Que som os sinos têm?
30 de agosto de 2017
É a hora em que o sino toca,
mas aqui não há sinos;
há somente buzinas,
sirenes roucas, apitos
aflitos, pungentes, trágicos,
uivando escuro segredo;
desta hora tenho medo.
(“Anoitecer” – Carlos Drummond de Andrade)
Os versos acima, do poema “Anoitecer”, de Carlos Drummond de Andrade, mostram um eu lírico perturbado pelo cenário de uma cidade. Causa estranhamento nele a ausência do soar dos sinos. Símbolo do interior das Minas Gerais, os sinos remetem não apenas à marcação do tempo das diferentes experiências de um dia, como no poema, mas à rememoração de um tempo que parece se esvair em meio ao crescimento das grandes metrópoles.

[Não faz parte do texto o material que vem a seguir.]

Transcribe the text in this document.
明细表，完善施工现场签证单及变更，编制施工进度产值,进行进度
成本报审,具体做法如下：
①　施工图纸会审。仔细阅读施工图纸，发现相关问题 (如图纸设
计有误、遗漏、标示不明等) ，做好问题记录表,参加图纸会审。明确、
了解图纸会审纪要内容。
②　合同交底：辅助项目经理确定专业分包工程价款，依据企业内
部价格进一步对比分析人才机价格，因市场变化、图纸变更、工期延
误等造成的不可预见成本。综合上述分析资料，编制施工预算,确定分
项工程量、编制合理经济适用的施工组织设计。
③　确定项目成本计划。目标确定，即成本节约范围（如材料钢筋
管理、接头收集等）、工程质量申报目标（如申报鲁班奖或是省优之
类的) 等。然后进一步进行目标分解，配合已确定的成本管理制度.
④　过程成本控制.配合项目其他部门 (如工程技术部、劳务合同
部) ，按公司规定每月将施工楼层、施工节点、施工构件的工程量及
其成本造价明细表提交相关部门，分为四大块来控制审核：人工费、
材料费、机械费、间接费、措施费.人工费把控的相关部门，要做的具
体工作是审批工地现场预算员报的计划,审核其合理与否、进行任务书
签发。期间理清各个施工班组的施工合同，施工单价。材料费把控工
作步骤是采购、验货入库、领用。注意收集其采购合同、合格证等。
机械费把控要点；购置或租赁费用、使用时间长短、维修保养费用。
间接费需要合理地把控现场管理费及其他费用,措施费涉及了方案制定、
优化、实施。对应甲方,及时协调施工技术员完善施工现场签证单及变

Foi em busca de um registro desse processo que Marcia Mansur e Marina Thomé produziram o documentário O som dos sinos. Tombados como patrimônio cultural imaterial pelo IPHAN (Instituto do Patrimônio Histórico e Artístico Nacional), os toques realizados por diversos sineiros das cidades históricas de Minas Gerais são o disparador para uma discussão instigante a respeito das aflições decorrentes da modernização. Em um trabalho que combina o olhar cinematográfico preciso com uma vasta pesquisa acadêmica, as diretoras constroem uma perspectiva profunda sobre a questão sem deixar de lado a sensibilidade necessária para a formulação de um grande documentário.
Abordar essa mescla entre criatividade estética e pesquisa acadêmica foi fundamental para os 150 alunos do 2º ano do Ensino Médio. Em meio às gravações de seu próprio minidocumentário para o projeto Móbile na Metrópole, estarem expostos a formas diferentes de trabalhar o objeto cinematográfico é uma fonte de inspiração importante, bem como subsídio teórico pertinente para o enriquecimento de visões de mundo sensíveis a tudo o que os cerca.
Além do documentário, as autoras criaram um Webdoc, plataforma interativa na qual os usuários podem acessar hiperlinks que criam diferentes caminhos para conhecer os sinos das nove cidades registradas pelo projeto, os quais também foram contemplados em um aplicativo que permite o reconhecimento desses diferentes toques. Em um mundo cada vez mais permeado pela tecnologia, é reconfortante entrar em contato com um trabalho que saiba atribuir a ela a dimensão de enriquecimento das experiências que as autoras procuram retratar. Foi assim que nossos alunos puderam perceber que, mesmo em meio a “buzinas, sirenes roucas, apitos”, ecoa o peso histórico e artístico do som dos sinos.
André Fernandes é professor de Língua e Produção de Texto do Ensino Médio.